Over time in a large and continuously changing codebase, Hyrum’s Law applies: all observable behaviors of your system will be depended on by somebody.
Hypothetically, removing existing prewarming should leave the app behaving exactly the same way with slightly worse latency in the previously warmed path.
In reality, by Hyrum’s Law, features become dependent on prewarming, making the prewarming difficult to adjust or remove later.
This can manifest in at least two ways:
An asynchronous prewarming task happens to always be complete when checked, so as the program evolves and the timing changes, data race bugs manifest.
A prewarming task runs at startup to try and execute frequently or recently; unrelated changes to the app cause the process to start more often, causing the prewarming task to run more often, causing excessive load on servers, drained batteries, or drained data plans.
Hidden dependency risk makes it more difficult both to optimize and to evolve the application. It’s a form of technical debt.
The complexity leads to prewarming spot-fixes to unblock launches, adding more complexity and compounding the next problem that arises.
Android apps run on resource constrained devices and can’t be scaled like servers.
An Android process doesn’t have a single `main()` method. Instead, one operating system process plays host to many different components — Activities, Services, BroadcastReceivers, WorkManager Workers — and Android will initialize the Application process in order to use any (or several) of those components.
Initialization can be thought of as a tree. The root of the tree is the process launch. The Application is always initialized. Beneath that are various components that the user (or the operating system) might use.
If the application is loading and the user is entering ShareVideoActivity, but never enters the WatchVideoActivity, prewarming FeedFragment will slow down the user’s journey to ShareVideoActivity.
The same applies to BroadcastReceivers and WorkManager Workers. If the process is launched for a background operation, prewarming a user feature wastes resources.
When many features prewarm at startup in parallel, removing any one prewarming step doesn’t always measurably improve startup time. It can sometimes make startup slower.
Initialization cost of a shared dependency — often a library — gets paid by the first feature that initializes it. All the subsequent features using that dependency don’t have to initialize it, so they get it for “free”.
This emergent complexity means that apportioning prewarming cost among features using profiling can become intractable. A complex and multithreaded startup sequence can make it infeasible to track and accurately apportion use of shared locks, I/O, thread pool congestion, CPU, or classloading among the application’s features.
Without an accurate measurement of the relative performance cost of features, optimizing startup and other critical user journeys becomes a guessing game. Features can become unaccountable to their own performance cost.
Here are the two strategies we have found most effective for keeping app startup fast.

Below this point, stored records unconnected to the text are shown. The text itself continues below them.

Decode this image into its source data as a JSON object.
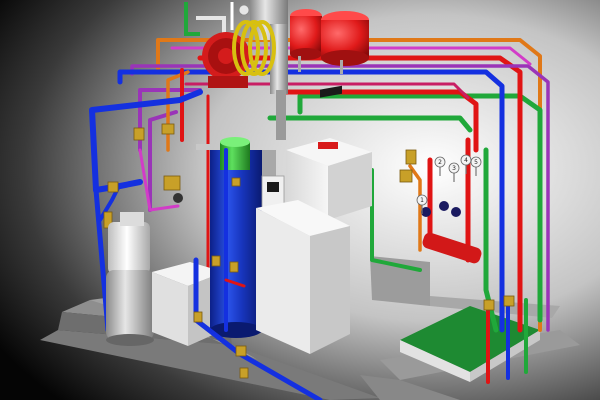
{
  "scene": {
    "pipe_colors": {
      "cold_water": "#1430e0",
      "hot_supply": "#e01414",
      "heating_return": "#20a83a",
      "circulation": "#e07818",
      "solar_loop": "#9a34b8",
      "recirculation": "#d23cc8",
      "domestic_return": "#c81e64"
    },
    "component_colors": {
      "storage_tank": "#1a3ccc",
      "tank_cap": "#3ec23e",
      "expansion_vessel": "#e01a1a",
      "hose_reel": "#d41c1c",
      "floor_plinth": "#9e9e9e",
      "boiler_casing": "#ececec",
      "manifold": "#d21818",
      "drain_pad": "#1e8a32"
    },
    "gauges": [
      {
        "id": "gauge-1",
        "label": "1"
      },
      {
        "id": "gauge-2",
        "label": "2"
      },
      {
        "id": "gauge-3",
        "label": "3"
      },
      {
        "id": "gauge-4",
        "label": "4"
      },
      {
        "id": "gauge-5",
        "label": "5"
      }
    ]
  }
}
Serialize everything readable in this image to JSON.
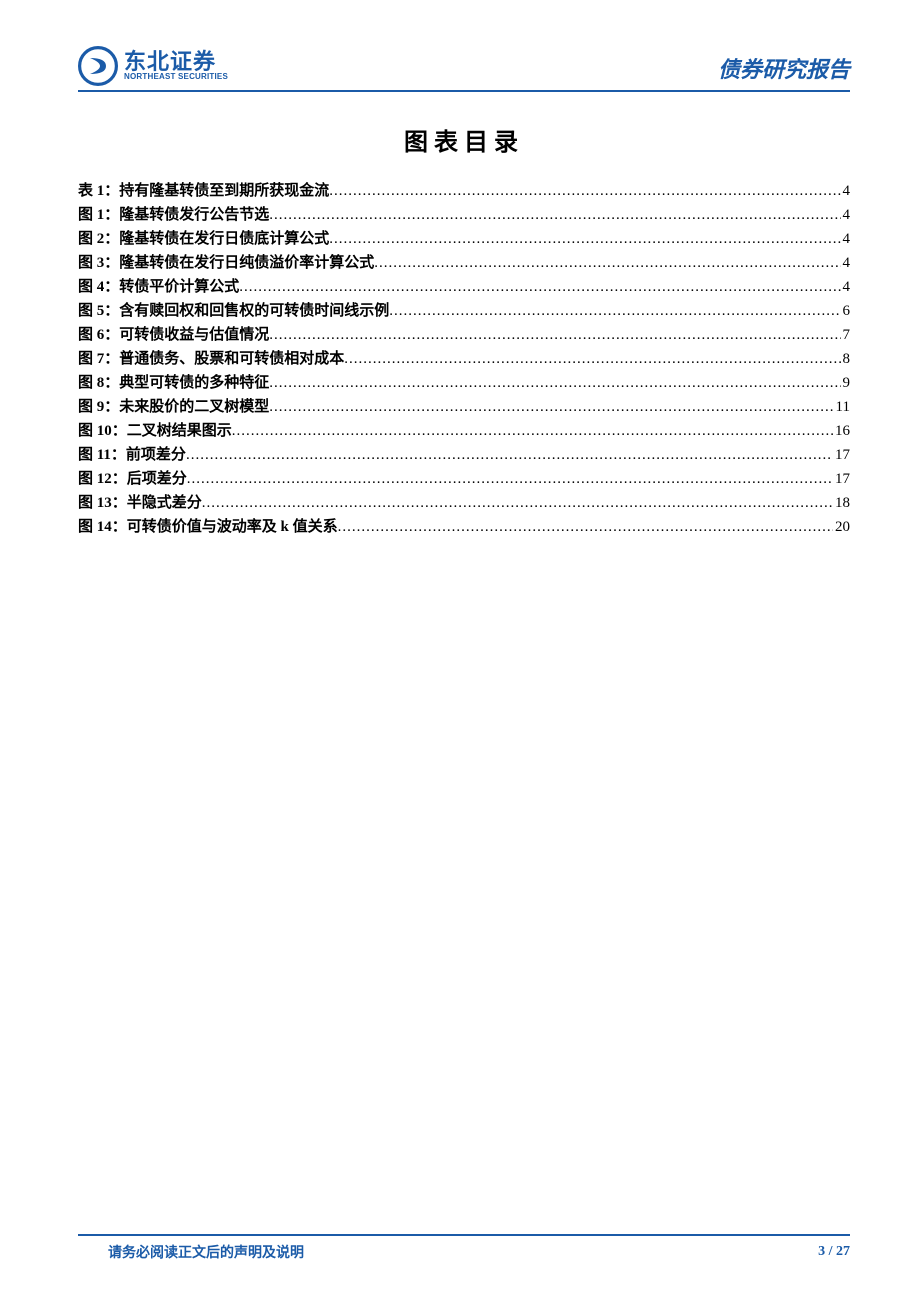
{
  "header": {
    "logo_cn": "东北证券",
    "logo_en": "NORTHEAST SECURITIES",
    "doc_tag": "债券研究报告"
  },
  "title": "图表目录",
  "toc": [
    {
      "label": "表 1：持有隆基转债至到期所获现金流",
      "page": "4"
    },
    {
      "label": "图 1：隆基转债发行公告节选",
      "page": "4"
    },
    {
      "label": "图 2：隆基转债在发行日债底计算公式",
      "page": "4"
    },
    {
      "label": "图 3：隆基转债在发行日纯债溢价率计算公式",
      "page": "4"
    },
    {
      "label": "图 4：转债平价计算公式",
      "page": "4"
    },
    {
      "label": "图 5：含有赎回权和回售权的可转债时间线示例",
      "page": "6"
    },
    {
      "label": "图 6：可转债收益与估值情况",
      "page": "7"
    },
    {
      "label": "图 7：普通债务、股票和可转债相对成本",
      "page": "8"
    },
    {
      "label": "图 8：典型可转债的多种特征",
      "page": "9"
    },
    {
      "label": "图 9：未来股价的二叉树模型",
      "page": "11"
    },
    {
      "label": "图 10：二叉树结果图示",
      "page": "16"
    },
    {
      "label": "图 11：前项差分",
      "page": "17"
    },
    {
      "label": "图 12：后项差分",
      "page": "17"
    },
    {
      "label": "图 13：半隐式差分",
      "page": "18"
    },
    {
      "label": "图 14：可转债价值与波动率及 k 值关系",
      "page": "20"
    }
  ],
  "footer": {
    "note": "请务必阅读正文后的声明及说明",
    "page": "3 / 27"
  }
}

Instead, ensure that each application feature’s classes are loaded, constructed, and used only once the user begins using the feature.
If a feature has an entry point UI within some other feature, build that entry point UI as a standalone package that won’t fully class load the feature it links to, or start any asynchronous work until the user accesses the feature through its entry point.

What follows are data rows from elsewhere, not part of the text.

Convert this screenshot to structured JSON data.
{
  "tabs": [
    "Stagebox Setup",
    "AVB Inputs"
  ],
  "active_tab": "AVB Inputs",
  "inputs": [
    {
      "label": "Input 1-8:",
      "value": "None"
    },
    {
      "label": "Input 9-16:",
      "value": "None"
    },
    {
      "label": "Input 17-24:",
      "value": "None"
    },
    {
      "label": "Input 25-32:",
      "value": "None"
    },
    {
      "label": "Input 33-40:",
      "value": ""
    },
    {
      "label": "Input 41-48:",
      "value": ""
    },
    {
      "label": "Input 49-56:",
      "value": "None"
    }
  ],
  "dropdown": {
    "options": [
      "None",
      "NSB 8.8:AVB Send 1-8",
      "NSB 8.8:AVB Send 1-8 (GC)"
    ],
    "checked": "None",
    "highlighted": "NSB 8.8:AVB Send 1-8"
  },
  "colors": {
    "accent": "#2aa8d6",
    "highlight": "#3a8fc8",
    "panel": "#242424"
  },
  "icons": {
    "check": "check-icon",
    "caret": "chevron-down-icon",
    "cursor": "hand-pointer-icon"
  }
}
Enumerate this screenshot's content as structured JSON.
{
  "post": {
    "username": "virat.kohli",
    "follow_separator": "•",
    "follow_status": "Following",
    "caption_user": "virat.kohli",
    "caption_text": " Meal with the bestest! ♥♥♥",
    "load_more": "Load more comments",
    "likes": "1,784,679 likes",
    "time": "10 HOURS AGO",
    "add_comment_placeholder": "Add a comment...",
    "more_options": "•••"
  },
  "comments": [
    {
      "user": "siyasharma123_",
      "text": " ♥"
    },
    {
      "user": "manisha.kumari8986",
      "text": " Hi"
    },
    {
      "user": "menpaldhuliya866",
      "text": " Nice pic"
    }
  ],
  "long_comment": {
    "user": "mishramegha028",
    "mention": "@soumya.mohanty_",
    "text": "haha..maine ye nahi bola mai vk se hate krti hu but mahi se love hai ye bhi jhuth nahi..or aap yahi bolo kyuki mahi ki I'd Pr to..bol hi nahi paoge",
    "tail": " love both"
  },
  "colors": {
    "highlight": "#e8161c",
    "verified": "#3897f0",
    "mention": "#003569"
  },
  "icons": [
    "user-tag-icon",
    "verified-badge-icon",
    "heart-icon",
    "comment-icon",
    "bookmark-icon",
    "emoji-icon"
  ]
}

Limit “proactive” features and asynchronous work.
If a library needs initialization, set it up to initialize on demand — lazily. If a library doesn’t support lazy initialization, implement lazy initialization for it by loading the library asynchronously and in a threadsafe way when the user enters a feature that uses it.
In large app projects, prewarming is a policy problem, not a technical problem.
Engineers can always figure out how to start something at application startup time, and may choose to do so on a deadline.
Empowering a product or engineering group to measure and control prewarming is the best policy for applications to avoid piling on prewarming tasks and to keep startup time low as the application expands.